This “Love Gene” Could Be The Secret To A Happy Marriage, A New Study Says

by Korey Lane

Whether you're married, single, in a relationship, or just playing the field, you've probably wondered about those old couples you always see in restaurants. You know, the ones who still look so in love, gaze into each others' eyes constantly, and don't even really bicker. It seems like they have it all; they've got marriage down. Well, it turns out there might be a reason for their marital bliss that isn't *entirely* rooted in communication (although communication is still very important!). In fact, the secret to a happy marriage could actually have a lot more to do with science.

Sure, that old couple may have arguments from time to time, and will tell you that the secret to their happiness talking it out. But a new study conducted by researchers at Yale University uncovered that genes may play an important role in happy marriages as well. The study, published in Feb. 2019, surveyed a total of 178 married couples, aged 37 to 90 years old, about how happy they were in their marriages. Joan Monin, an associate professor at the Yale School of Public Health and the lead author of the study, also took a saliva sample to test their genes. "This study shows that how we feel in our close relationships is influenced by more than just our shared experiences with our partners over time," Monin said. "In marriage, people are also influenced by their own and their partner’s genetic predispositions."

The study, published in Feb. 2019, looked at a total of 178 married couples, aged 37 to 90 years old, and surveyed the participants about how happy they were in their marriages, and also took a saliva sample to test their genes. The results? Well, when one partner in the marriage "had a genetic variation known as the GG genotype within the oxytocin gene receptor," as the study reported, the pair tended to say they had "greater marital satisfaction and feelings of security within their marriage." Moreover, there appeared to be a direct correlation between the married couples who were happier in their marriages and that specific genotype.

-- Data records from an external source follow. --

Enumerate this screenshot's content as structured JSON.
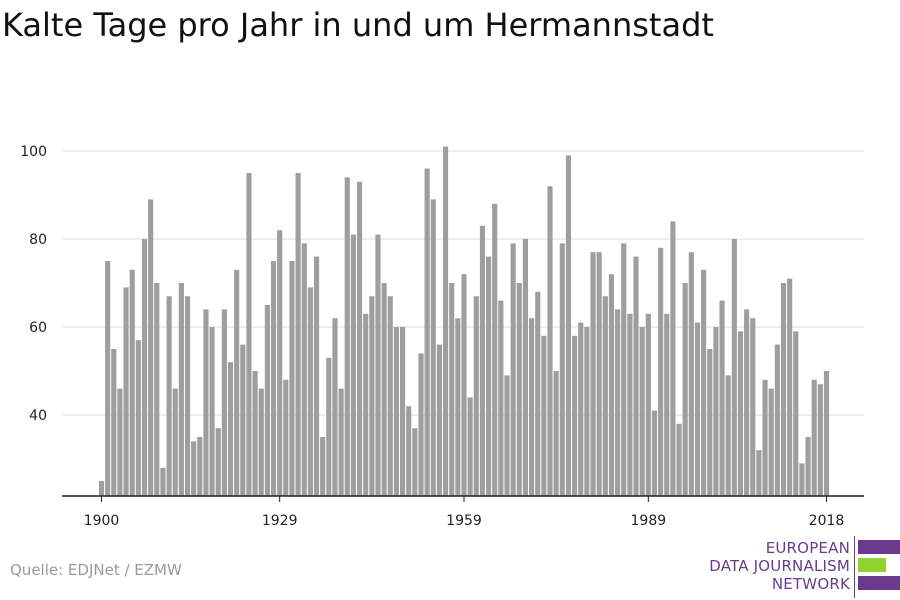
{
  "chart_data": {
    "type": "bar",
    "title": "Kalte Tage pro Jahr in und um Hermannstadt",
    "xlabel": "",
    "ylabel": "",
    "x_start": 1900,
    "x_end": 2018,
    "x_ticks": [
      "1900",
      "1929",
      "1959",
      "1989",
      "2018"
    ],
    "y_ticks": [
      "40",
      "60",
      "80",
      "100"
    ],
    "ylim": [
      22,
      104
    ],
    "grid": true,
    "legend": "none",
    "bar_color": "#9e9e9e",
    "values": [
      25,
      75,
      55,
      46,
      69,
      73,
      57,
      80,
      89,
      70,
      28,
      67,
      46,
      70,
      67,
      34,
      35,
      64,
      60,
      37,
      64,
      52,
      73,
      56,
      95,
      50,
      46,
      65,
      75,
      82,
      48,
      75,
      95,
      79,
      69,
      76,
      35,
      53,
      62,
      46,
      94,
      81,
      93,
      63,
      67,
      81,
      70,
      67,
      60,
      60,
      42,
      37,
      54,
      96,
      89,
      56,
      101,
      70,
      62,
      72,
      44,
      67,
      83,
      76,
      88,
      66,
      49,
      79,
      70,
      80,
      62,
      68,
      58,
      92,
      50,
      79,
      99,
      58,
      61,
      60,
      77,
      77,
      67,
      72,
      64,
      79,
      63,
      76,
      60,
      63,
      41,
      78,
      63,
      84,
      38,
      70,
      77,
      61,
      73,
      55,
      60,
      66,
      49,
      80,
      59,
      64,
      62,
      32,
      48,
      46,
      56,
      70,
      71,
      59,
      29,
      35,
      48,
      47,
      50
    ]
  },
  "source": "Quelle: EDJNet / EZMW",
  "logo": {
    "line1": "EUROPEAN",
    "line2": "DATA JOURNALISM",
    "line3": "NETWORK",
    "color_purple": "#6b3a8c",
    "color_green": "#8fd331"
  }
}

But the GG genotype didn't just appear to impact the couples' marital satisfaction. The study also discovered that the individuals with the genotype reported less anxious attachment in their relationship with their spouses, which could further strengthen the belief that their marriages are happy and healthy. Anxious attachment basically means that you've been hurt badly before, either in your childhood or in a previous relationship, and it can cause you to fear rejection and seek approval. According to the study, Individuals with the GG genotype reported that they were less likely to experience anxious attachment.

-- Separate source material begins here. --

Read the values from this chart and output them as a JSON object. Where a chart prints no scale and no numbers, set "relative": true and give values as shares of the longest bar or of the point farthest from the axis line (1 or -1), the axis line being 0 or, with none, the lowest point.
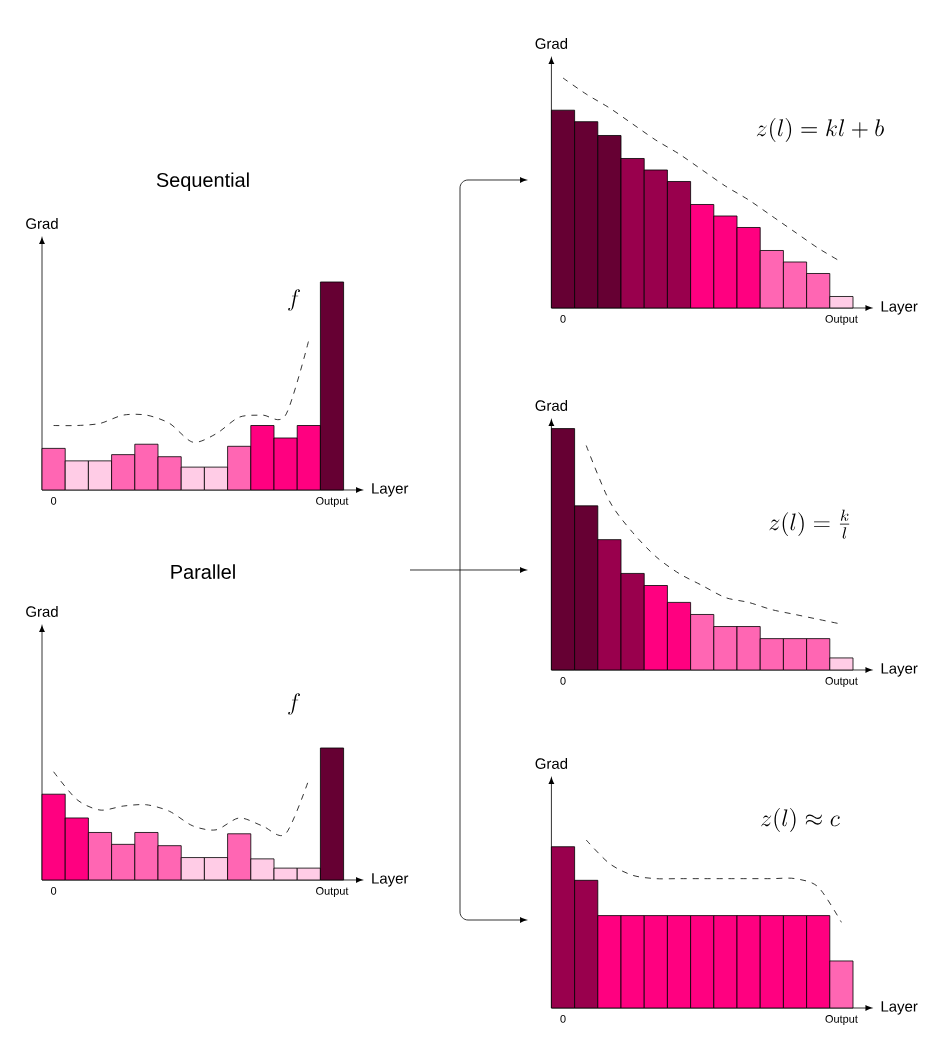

Now, let me be clear: Just because someone doesn't have the GG genotype doesn't mean that they'll never be happy in their relationship. The study reported that the GG genotype really only accounted for four percent "of the variance of marital satisfaction." Yes, it may have the potential to make a difference, but it in no way means that those without the genotype will be dissatisfied in their relationship.

Relationships and marriages are hard. They take work. Know that the happy, old couple you always see at your coffee shop has had to put in a lot of effort, honesty, and communication over the year. If you ask me, that's more romantic than any gene out there.